Mais tout à ses pensées, elle bouscule dans sa course un élève inattentif, et reçoit en réaction une flopée d’injures. Refusant de s’arrêter, elle se contente de tourner la tête vers lui sans perdre le rythme de sa marche, afin de s'assurer qu'il n'est pas blessé ; mais le « désolé ! » qu’elle tente de lui lancer se perd entre ses dents, alors qu’elle se heurte à un nouvel obstacle. La collision est inattendue et brutale, et Hermine recule de quelques pas, chancelante, avant de se rendre compte que Lefebvre lui fait face.

« Je… pardon, je… »

Les excuses d’Hermine deviennent balbutiements, puis silence honteux. Entre les mains de l’homme, elle vient de remarquer une enveloppe sur laquelle elle déchiffre son écriture. Agir, vite…

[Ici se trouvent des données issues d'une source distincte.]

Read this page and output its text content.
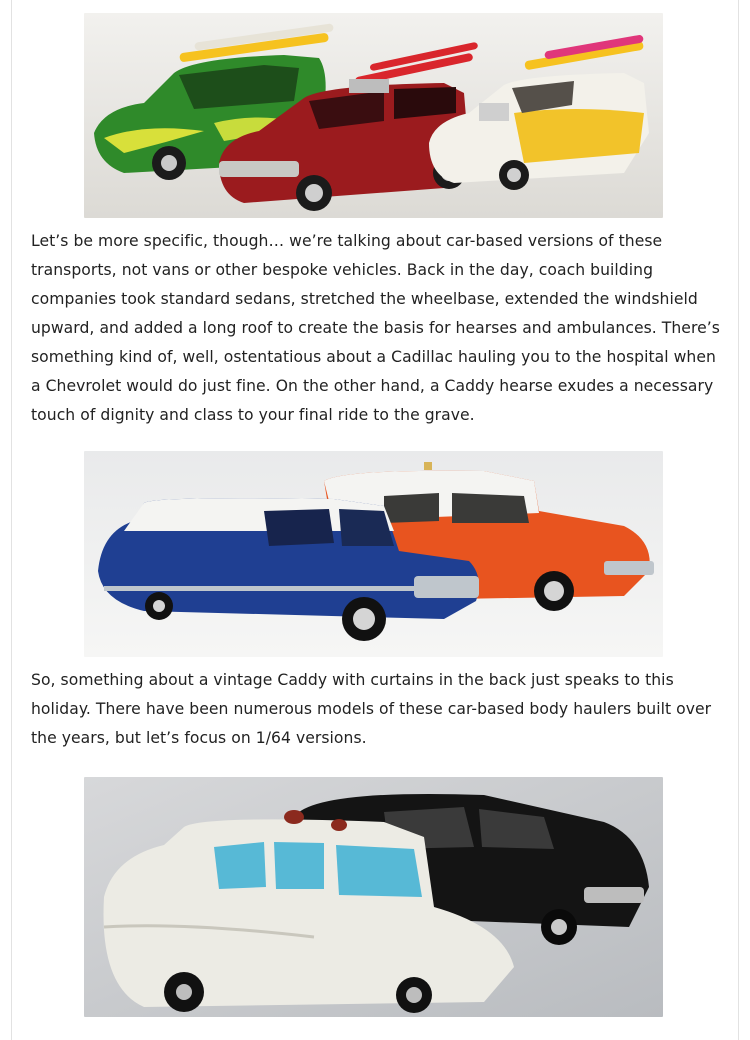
Let’s be more specific, though… we’re talking about car-based versions of these transports, not vans or other bespoke vehicles. Back in the day, coach building companies took standard sedans, stretched the wheelbase, extended the windshield upward, and added a long roof to create the basis for hearses and ambulances. There’s something kind of, well, ostentatious about a Cadillac hauling you to the hospital when a Chevrolet would do just fine. On the other hand, a Caddy hearse exudes a necessary touch of dignity and class to your final ride to the grave.

So, something about a vintage Caddy with curtains in the back just speaks to this holiday. There have been numerous models of these car-based body haulers built over the years, but let’s focus on 1/64 versions.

« Oh justement je vous cherchais ! Figurez-vous que le hibou s’est trompé de destinataire pour cette lettre… Enfin je veux dire, non, elle s’adresse bien à un M. Lefebvre, mais il s’avère que j’ai dans mes amis un ami qui porte le même nom que vous, je veux dire qu’il s’appelle Lefebvre, et j’ai oublié de spécifier le prénom, parce qu’il aurait fait toute la différence bien sûr et bref, donc il faudrait que je récupère cette lettre, pour la lui envoyer à lui, l’autre Lefebvre… »

S’approchant sans attendre de réponse, Hermine discerne alors entre les doigts de Lefebvre un nouveau mot qui interrompt aussitôt son geste. Les lettres arrondies qu'elles s'est employée à tracer impeccablement en écrivant « Professeur » semblent rire de sa bêtise et de son mensonge aussi éhonté qu’improbable. Où est-elle allée chercher cette histoire d'ami portant le même nom que lui ? Elle insiste pourtant :

« Il faut vraiment que je récupère cette lettre. »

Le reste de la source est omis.